Muy amablemente Verónica Barbero cedió este, uno de los mejores cuentos de Aquí se restauran..., titulado "Mameluco".
Mameluco (Verónica Barbero)
La abuela acercó su cara a la mía, pensé que iba a darme un beso pero le dijo al botón: —¡Listo! —mientras lo abrochaba en la base de mi cuello. La palabra activó la tela que se ajustó a mi cuerpo, cubrió mis manos y mis pies, también mi boca dejando afuera mis ojos que se llenaron de lágrimas y mis pelos desgreñados. La etiqueta con la marca, cosida sobre la prenda, presionó mi nuca obligándome a agachar la cabeza. Ese lunes, y sé que era lunes por el portazo de mamá al irse a trabajar, lo último que vi a la altura del horizonte fue el mameluco de la abuela igual al mío. De haberme dicho que iba a usarlo siempre, yo hubiera elegido un vestido que haga juego con mis aros. Recuerdo la cara de mamá al verme, aseguraba que me quedaba hermoso aunque estaba sucio con manchas de sangre y olor a cebollas, igual al de ella.

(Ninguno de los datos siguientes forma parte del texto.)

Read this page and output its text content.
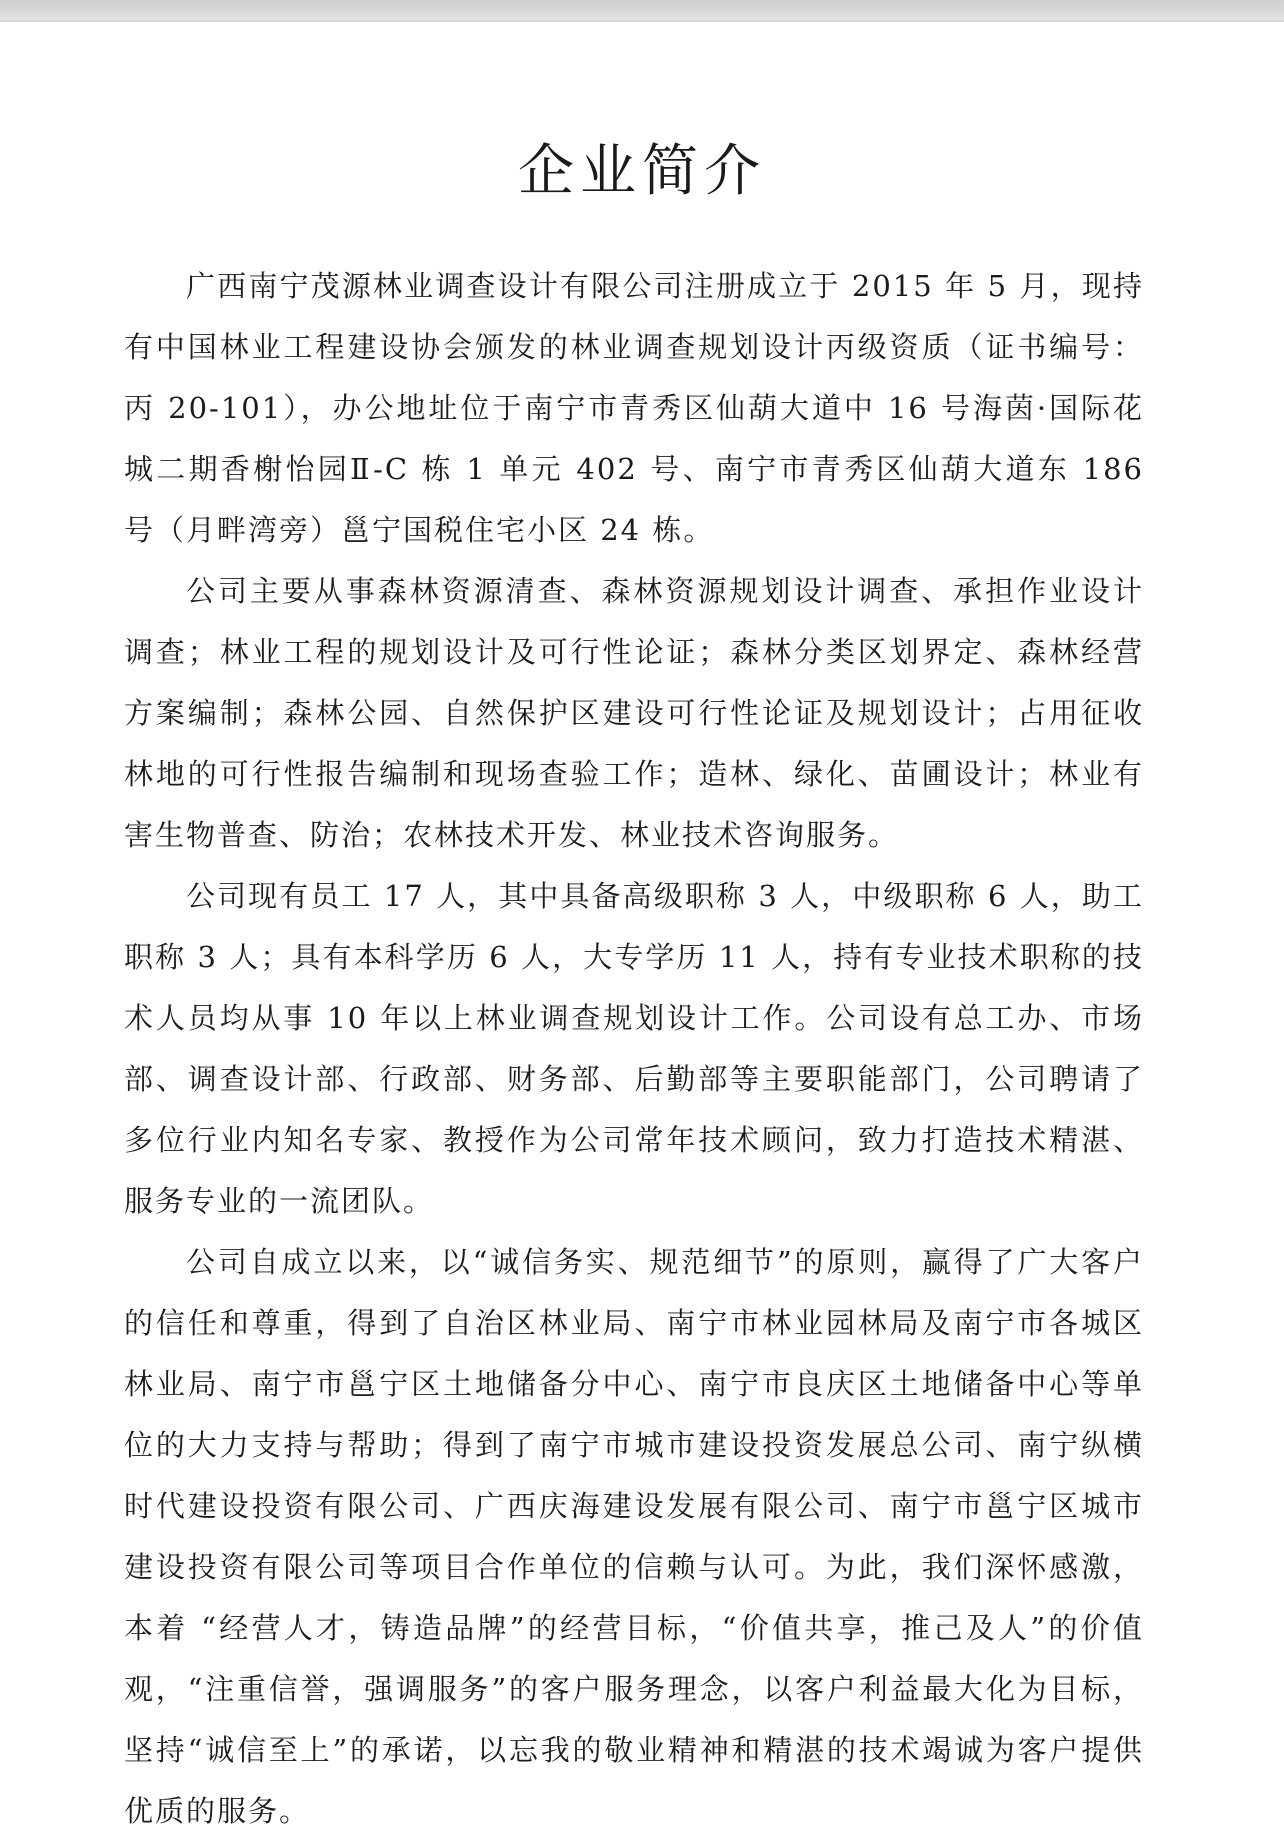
企业简介

广西南宁茂源林业调查设计有限公司注册成立于 2015 年 5 月，现持有中国林业工程建设协会颁发的林业调查规划设计丙级资质（证书编号：丙 20-101），办公地址位于南宁市青秀区仙葫大道中 16 号海茵·国际花城二期香榭怡园Ⅱ-C 栋 1 单元 402 号、南宁市青秀区仙葫大道东 186 号（月畔湾旁）邕宁国税住宅小区 24 栋。

公司主要从事森林资源清查、森林资源规划设计调查、承担作业设计调查；林业工程的规划设计及可行性论证；森林分类区划界定、森林经营方案编制；森林公园、自然保护区建设可行性论证及规划设计；占用征收林地的可行性报告编制和现场查验工作；造林、绿化、苗圃设计；林业有害生物普查、防治；农林技术开发、林业技术咨询服务。

公司现有员工 17 人，其中具备高级职称 3 人，中级职称 6 人，助工职称 3 人；具有本科学历 6 人，大专学历 11 人，持有专业技术职称的技术人员均从事 10 年以上林业调查规划设计工作。公司设有总工办、市场部、调查设计部、行政部、财务部、后勤部等主要职能部门，公司聘请了多位行业内知名专家、教授作为公司常年技术顾问，致力打造技术精湛、服务专业的一流团队。

公司自成立以来，以“诚信务实、规范细节”的原则，赢得了广大客户的信任和尊重，得到了自治区林业局、南宁市林业园林局及南宁市各城区林业局、南宁市邕宁区土地储备分中心、南宁市良庆区土地储备中心等单位的大力支持与帮助；得到了南宁市城市建设投资发展总公司、南宁纵横时代建设投资有限公司、广西庆海建设发展有限公司、南宁市邕宁区城市建设投资有限公司等项目合作单位的信赖与认可。为此，我们深怀感激，本着 “经营人才，铸造品牌”的经营目标，“价值共享，推己及人”的价值观，“注重信誉，强调服务”的客户服务理念，以客户利益最大化为目标，坚持“诚信至上”的承诺，以忘我的敬业精神和精湛的技术竭诚为客户提供优质的服务。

—Todas lo usan desde que cumplen seis —dijo—. Le pongamos un nombre para que se hagan amigos —y se quedó mirando al mameluco sin que se le ocurra ninguno. Yo ya lo conocía de antes, colgado en una percha juntos a otros iguales adentro del ropero de la abuela o paseándose por la casa, siempre sucio, siempre azul, con la forma de otros cuerpos. Me quedaba como cosido sobre la piel, yo tenía la esperanza de que, cuando me haga grande, las costuras cedan y me permitan usar ropa diferente con telas menos duras, con confecciones menos tensas. Tan ajustado lo sentía en las rodillas que desde ese día me deje llevar por él, caminando con pasitos cortos. Aquella tarde salí a la puerta de casa para presentar el mameluco a mis amigos. El chico que me gustaba clavó su mirada en la prenda, estábamos solos en la vereda, se acercó con su mano extendida hacia mi cara. De un bolsillo del mameluco asomó un papelito escrito en letra de molde: “HAY QUE ABRIR LA BOCA Y CERRAR LOS OJOS.” Yo, por el olor, sabía que el chico no me ofrecía un caramelo pero el mameluco dejó al descubierto mi boca.
—¡Aca seca! ¡Comiste aca seca de gallina! —se rió el chico y después salió corriendo. Volvió dispuesto a atacarme con una pata de pollo a la que todavía le colgaban unas hilachas de carne. Mamá y la abuela me recibieron con orgullo cuando llegué a casa con los primeros garabatos de grasa sobre el mameluco.
—Tu madre nos arruinó la vida, era una mujer insoportable —le dice mamá a la abuela—. Mirá lo que se le ocurrió regalarte para tu cumpleaños —y señala el ropero que es una molestia en el centro del living porque la abuela no quiere que lo muevan, está ahí desde que lo trajeron hace años.
—No pienso abrirlo —dice mamá. Ojalá explote.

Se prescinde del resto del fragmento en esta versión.